We haven’t been doing as much baking in recent times and our baking powder canister has an expiration date on it that has past. Seems to work OK for me but the Mrs is giving it the stink eye.
Is there something in Baking Powder that could break down with age? Or is this yet another example of a product they stick an expiration date on just to encourage buying new stuff?

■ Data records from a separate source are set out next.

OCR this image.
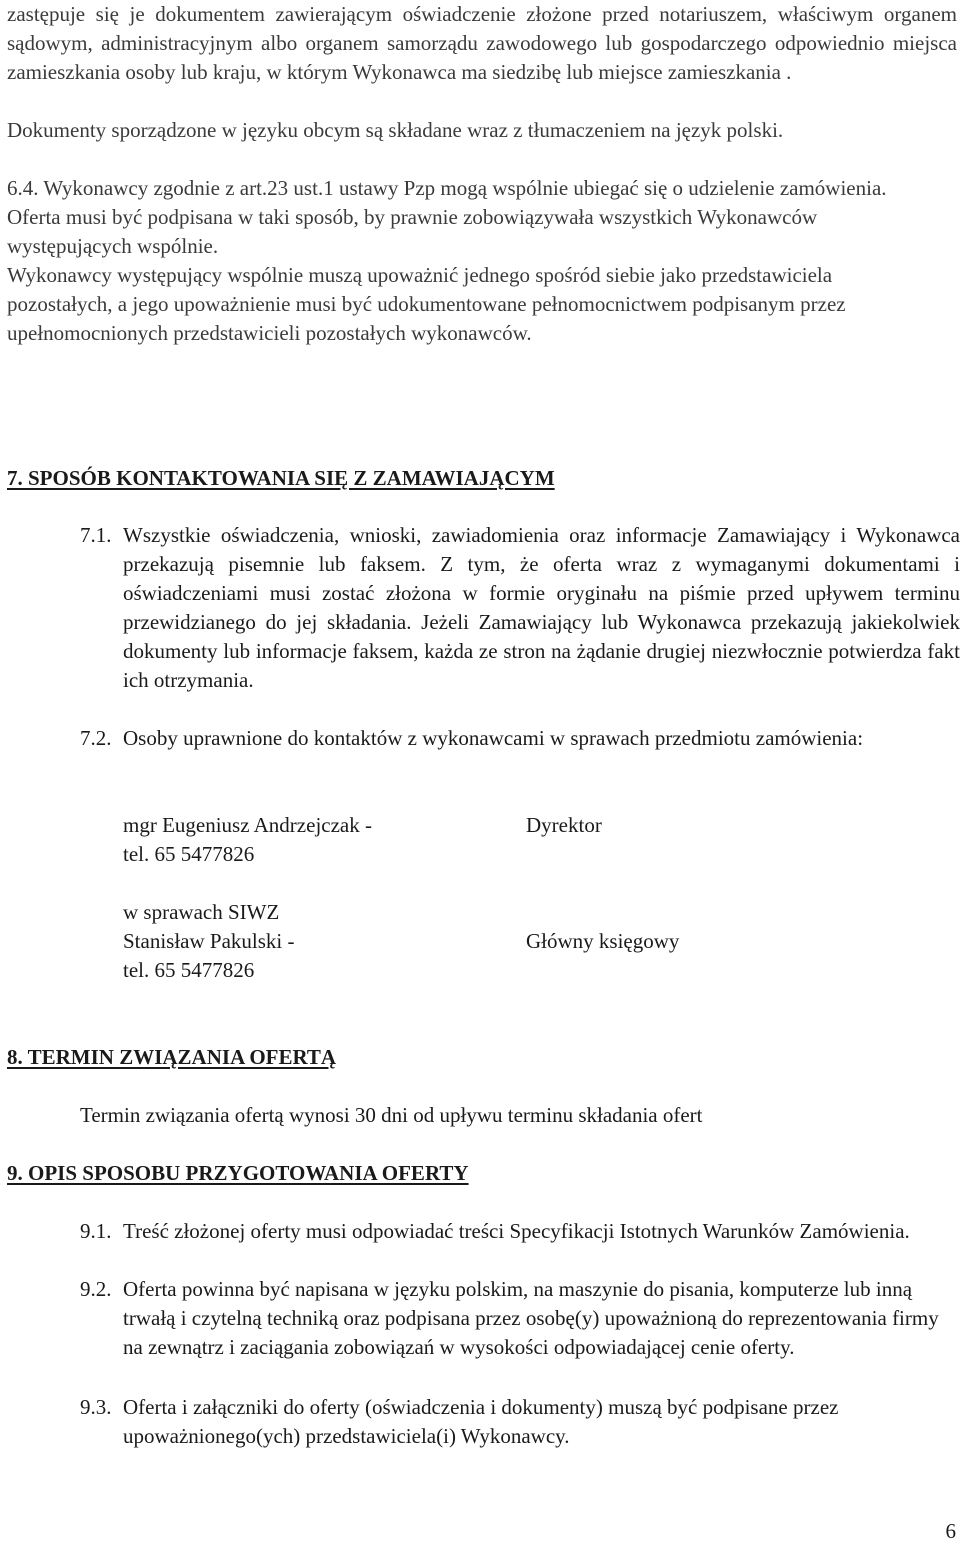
zastępuje się je dokumentem zawierającym oświadczenie złożone przed notariuszem, właściwym organem sądowym, administracyjnym albo organem samorządu zawodowego lub gospodarczego odpowiednio miejsca zamieszkania osoby lub kraju, w którym Wykonawca ma siedzibę lub miejsce zamieszkania .

Dokumenty sporządzone w języku obcym są składane wraz z tłumaczeniem na język polski.

6.4. Wykonawcy zgodnie z art.23 ust.1 ustawy Pzp mogą wspólnie ubiegać się o udzielenie zamówienia.

Oferta musi być podpisana w taki sposób, by prawnie zobowiązywała wszystkich Wykonawców występujących wspólnie.

Wykonawcy występujący wspólnie muszą upoważnić jednego spośród siebie jako przedstawiciela pozostałych, a jego upoważnienie musi być udokumentowane pełnomocnictwem podpisanym przez upełnomocnionych przedstawicieli pozostałych wykonawców.

7. SPOSÓB KONTAKTOWANIA SIĘ Z ZAMAWIAJĄCYM
7.1. Wszystkie oświadczenia, wnioski, zawiadomienia oraz informacje Zamawiający i Wykonawca przekazują pisemnie lub faksem. Z tym, że oferta wraz z wymaganymi dokumentami i oświadczeniami musi zostać złożona w formie oryginału na piśmie przed upływem terminu przewidzianego do jej składania. Jeżeli Zamawiający lub Wykonawca przekazują jakiekolwiek dokumenty lub informacje faksem, każda ze stron na żądanie drugiej niezwłocznie potwierdza fakt ich otrzymania.

7.2. Osoby uprawnione do kontaktów z wykonawcami w sprawach przedmiotu zamówienia:

mgr Eugeniusz Andrzejczak -
tel. 65 5477826
Dyrektor
w sprawach SIWZ
Stanisław Pakulski -
tel. 65 5477826
Główny księgowy
8. TERMIN ZWIĄZANIA OFERTĄ

Termin związania ofertą wynosi 30 dni od upływu terminu składania ofert

9. OPIS SPOSOBU PRZYGOTOWANIA OFERTY
9.1. Treść złożonej oferty musi odpowiadać treści Specyfikacji Istotnych Warunków Zamówienia.

9.2. Oferta powinna być napisana w języku polskim, na maszynie do pisania, komputerze lub inną trwałą i czytelną techniką oraz podpisana przez osobę(y) upoważnioną do reprezentowania firmy na zewnątrz i zaciągania zobowiązań w wysokości odpowiadającej cenie oferty.

9.3. Oferta i załączniki do oferty (oświadczenia i dokumenty) muszą być podpisane przez upoważnionego(ych) przedstawiciela(i) Wykonawcy.

6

Basically, everything. As everyone (or at least every Doper) should know, acids react with bases, and often give off gases in the process. Those gases then make bubbles in things like your pancakes, making them light and fluffy. Some recipes call for the acidic and basic ingredient separately, such as buttermilk or sour cream or lemon juice or vinegar or a host of other things for the acid, and baking soda for the base (basic foods are really rare, for some reason). But for some recipes, that’s too much work, so they call for both the acid and the base in the same ingredient, baking powder. Baking powder is a mixture of baking soda and some sort of acid, which is prepared in such a way that they don’t react until you put them in your recipe (this typically means either until they get wet, until they get heated, or a combination of both). But these barriers to reaction aren’t perfect, so while its sitting on your cupboard shelf, the acid and base in baking powder are slowly reacting together anyway. When they’re completely reacted, what you’re left with won’t do you any harm, but it won’t do you much good, either, unless you want your pancakes to be tortillas.
Note the distinction, by the way, between baking powder and baking soda. Baking soda is just pure sodium bicarbonate, and should stay usable pretty much indefinitely.
There is not likely anything growing in it. If it works, then its fine.
While baking soda will absorb acidic odors, it really isn’t very good at it. That open container of baking soda people put in their fridge is useless. Unless you constantly stirr the baking soda and circulate air through the box, it essentially just sits there. It absobs slightly on the surface, then does nothing. In reality, the people keeping the baking soda in their fridge and claiming it works, are just keeping their fridge cleaner.
Ooh yeah. I like to scare people by baking things then announcing, once they’ve sampled the treats, that ‘You’d never know that baking soda came out of my sock drawer.’